Debussy’s Nocturnes is a more familiar work, with a clearer narrative across its three movements: impressions of clouds, a festive procession and the sirens of Greek mythology. This was a performance of great clarity and balance. As a prolific orchestral composer himself, Knussen was able to peel back the layering of Debussy’s gossamer score, highlighting the horn, harp and string sonorities in particular. But there was something a little too careful and dry about his reading. The second movement ‘Fêtes ‘, for example, lacked the joy and verve that it surely requires.

Following the interval, George Benjamin’s Dream of the Song was also given its UK premiere. Scored for solo countertenor (Iestyn Davies), a chamber-sized female chorus (members of the BBC Singers) and small orchestra, it sets verses by two early medieval poets from Granada – Samuel HaNagid and Solomon Ibn Gabirol – and poems by Gabriel Garcia Lorca, who was killed near the city in 1936. Benjamin’s music deftly reflected the haunting beauty of the verses, and the wistful but muscular countertenor lines found their ideal exponent in Davies. Somehow, though, the five sections felt overly reserved, with limited contrasts between the different numbers.

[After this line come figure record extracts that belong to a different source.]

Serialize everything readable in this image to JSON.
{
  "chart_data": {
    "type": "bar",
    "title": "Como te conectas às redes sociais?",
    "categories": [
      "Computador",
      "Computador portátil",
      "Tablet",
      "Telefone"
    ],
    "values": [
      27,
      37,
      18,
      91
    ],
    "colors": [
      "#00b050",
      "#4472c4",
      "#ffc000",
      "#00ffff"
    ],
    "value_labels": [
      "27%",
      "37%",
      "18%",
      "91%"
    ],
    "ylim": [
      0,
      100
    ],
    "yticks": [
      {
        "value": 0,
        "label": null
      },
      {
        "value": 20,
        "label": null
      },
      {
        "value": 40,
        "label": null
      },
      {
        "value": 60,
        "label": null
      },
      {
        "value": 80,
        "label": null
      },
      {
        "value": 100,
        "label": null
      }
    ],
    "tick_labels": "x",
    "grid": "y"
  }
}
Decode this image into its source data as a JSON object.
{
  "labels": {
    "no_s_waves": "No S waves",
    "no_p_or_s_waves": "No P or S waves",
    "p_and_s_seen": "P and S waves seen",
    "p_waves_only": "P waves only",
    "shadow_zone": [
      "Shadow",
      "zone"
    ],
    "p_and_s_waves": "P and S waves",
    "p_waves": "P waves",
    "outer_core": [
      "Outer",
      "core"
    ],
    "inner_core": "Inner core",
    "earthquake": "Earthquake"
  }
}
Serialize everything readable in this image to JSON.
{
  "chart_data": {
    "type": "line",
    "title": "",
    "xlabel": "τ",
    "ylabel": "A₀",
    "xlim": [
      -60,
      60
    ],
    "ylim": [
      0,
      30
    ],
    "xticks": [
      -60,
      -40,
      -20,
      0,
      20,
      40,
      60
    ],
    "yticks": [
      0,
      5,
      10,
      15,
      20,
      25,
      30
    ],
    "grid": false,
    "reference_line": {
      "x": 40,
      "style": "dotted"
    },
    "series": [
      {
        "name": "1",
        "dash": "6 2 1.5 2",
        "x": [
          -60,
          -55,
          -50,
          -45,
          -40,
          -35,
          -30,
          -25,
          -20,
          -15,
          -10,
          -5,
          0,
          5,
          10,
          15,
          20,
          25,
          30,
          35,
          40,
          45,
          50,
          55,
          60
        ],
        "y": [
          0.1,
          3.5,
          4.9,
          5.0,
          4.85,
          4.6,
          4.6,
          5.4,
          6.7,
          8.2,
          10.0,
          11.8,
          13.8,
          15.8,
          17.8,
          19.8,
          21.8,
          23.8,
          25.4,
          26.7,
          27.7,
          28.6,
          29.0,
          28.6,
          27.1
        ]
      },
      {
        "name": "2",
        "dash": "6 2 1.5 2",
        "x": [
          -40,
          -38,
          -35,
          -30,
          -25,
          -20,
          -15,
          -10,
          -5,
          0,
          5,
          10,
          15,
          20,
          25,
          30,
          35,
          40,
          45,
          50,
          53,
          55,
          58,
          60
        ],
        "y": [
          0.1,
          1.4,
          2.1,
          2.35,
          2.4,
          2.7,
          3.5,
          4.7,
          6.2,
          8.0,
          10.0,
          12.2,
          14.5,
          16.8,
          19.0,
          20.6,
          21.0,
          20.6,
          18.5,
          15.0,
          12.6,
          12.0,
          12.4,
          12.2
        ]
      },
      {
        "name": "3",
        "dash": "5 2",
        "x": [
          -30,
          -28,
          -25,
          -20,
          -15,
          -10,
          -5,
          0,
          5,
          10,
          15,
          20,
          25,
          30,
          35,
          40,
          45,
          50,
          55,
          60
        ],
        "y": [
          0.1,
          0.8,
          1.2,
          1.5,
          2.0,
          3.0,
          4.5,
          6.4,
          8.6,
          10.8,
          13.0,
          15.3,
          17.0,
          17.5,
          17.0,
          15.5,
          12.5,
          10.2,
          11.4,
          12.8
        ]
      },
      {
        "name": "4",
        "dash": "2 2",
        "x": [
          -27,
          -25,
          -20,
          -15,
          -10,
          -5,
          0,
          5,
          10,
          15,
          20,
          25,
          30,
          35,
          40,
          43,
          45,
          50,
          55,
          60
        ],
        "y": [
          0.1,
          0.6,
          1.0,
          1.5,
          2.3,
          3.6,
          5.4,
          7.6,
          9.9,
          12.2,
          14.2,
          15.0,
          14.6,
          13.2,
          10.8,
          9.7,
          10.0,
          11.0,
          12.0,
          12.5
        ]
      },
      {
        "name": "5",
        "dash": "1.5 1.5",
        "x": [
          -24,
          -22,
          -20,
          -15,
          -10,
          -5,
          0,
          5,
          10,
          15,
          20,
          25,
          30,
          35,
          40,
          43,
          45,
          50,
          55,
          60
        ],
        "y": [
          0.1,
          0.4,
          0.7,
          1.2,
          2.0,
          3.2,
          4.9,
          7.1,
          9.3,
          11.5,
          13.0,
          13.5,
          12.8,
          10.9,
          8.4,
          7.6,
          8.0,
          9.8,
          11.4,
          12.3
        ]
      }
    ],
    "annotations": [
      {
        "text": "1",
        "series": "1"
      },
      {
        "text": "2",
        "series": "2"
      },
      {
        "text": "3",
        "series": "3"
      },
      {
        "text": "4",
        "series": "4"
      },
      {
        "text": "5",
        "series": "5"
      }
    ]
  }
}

The work probably requires repeated listening to uncover its more complex subtleties

It was left to Stravinsky and his Symphony in Three Movements to ratchet up the rhythmic bite and thematic diversity that was lacking earlier in the concert. Knussen seemed to thrive in the opening Allegro’s percussive punch and the second movement’s jaunty irony. Again, his direction was precise and detailed, but this time the mood lifted, and he elicited some excellent playing from the BBC SO, particularly from the team of percussionists and Elizabeth Burley on piano.